Many of the charges Baines and Drury made against Marlowe not only echo each other, they echo Persons’ article and elaborate on Persons’ accusation against Raleigh’s "school of atheism", a school that, for lack of evidence as having existed, seems to have lived only in the Catholic Persons’ mind (and now in the minds of academics who don't bother to research "historical context"). Both Baines’ and Drury’s accusations seem to have the intent of legitimizing what began with Persons’ Catholic propaganda several months previously. It was Persons who wrote that Raleigh wanted to create an “atheist commonwealth” in which atheism would become the ‘law of the land’. The purpose of his article seems to have been to drive a wedge further between the already strained Whitgift and Burghley factions on the Privy Council, and to fracture England’s aristocracy.

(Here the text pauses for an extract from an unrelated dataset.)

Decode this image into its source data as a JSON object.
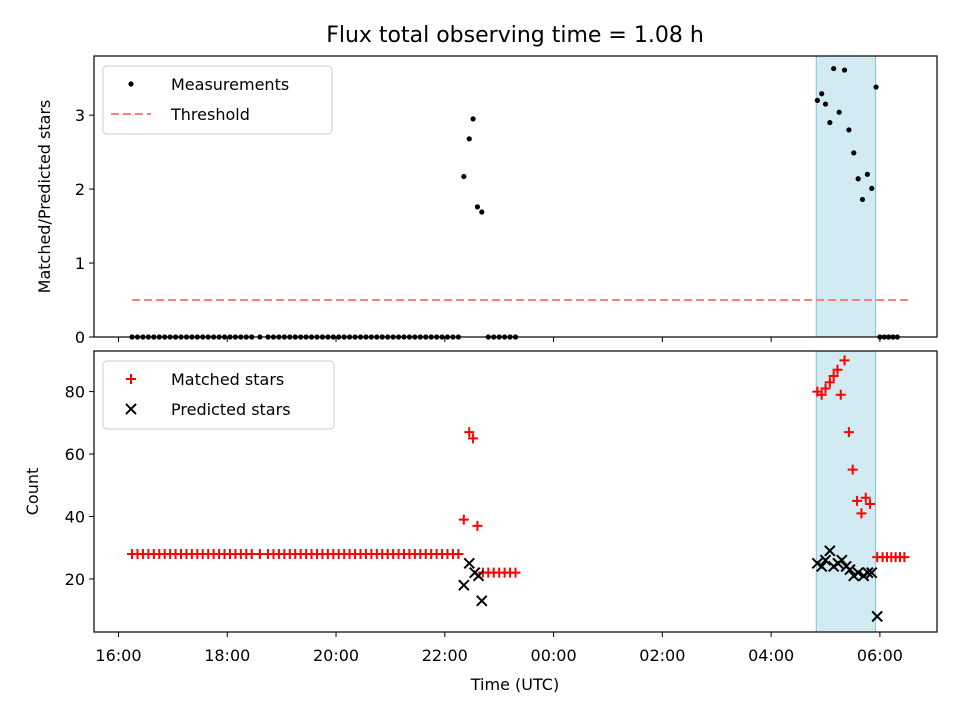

This historical context coincides with the theory Whitgift used the two informers Baines and Drury to go after the freethinkers, and through torture was going to knock them down like dominoes: torture Kyd to get Marlowe, torture Marlowe to get Raleigh and others of his “circle” that had been stigmatized atheists because of their interest in science and their questioning of certain facts in the Christian Bible -such as the time of man’s creation. Austin Gray has observed that the accusations against Marlowe [Baines’ Note, Drury’s Remembrances] implicitly connected Sir Walter Raleigh and the 9th Earl of Northumberland with the heresy. Thus, it seems probable that the investigation was meant primarily to be a warning to the politicians in the "School of Night," and/or that it was connected with a power struggle within the Privy Council itself.” In 1594, a year after Marlowe's "death" Whitgift did, indeed, investigate Raleigh and his friends at Cerne Abbas.
Henry Percy, the 9th Earl of Northumberland was likely part of Marlowe's circle. His ancestors included the character of Hostpur in King Henry VI. His interest in science led to the nickname "The Wizard Earl". He was patron to Thomas Harriot, the English astronomer, mathematician, ethnographer, and translator. He was the first person to make a drawing of the Moon through a telescope, on July 26, 1609, over four months before Galileo. After graduating from Oxford University, Harriot travelled to the Americas, accompanying the 1585 expedition to Roanoke island funded by Raleigh. Harriot was a vital member of the venture, having translated and learned the Carolina Algonquian language from two Native Americans, Wanchese and Manteo. On his return to England he worked for the 9th Earl of Northumberland. At the Earl's house, he became a prolific mathematician and astronomer to whom the theory of refraction is attributed.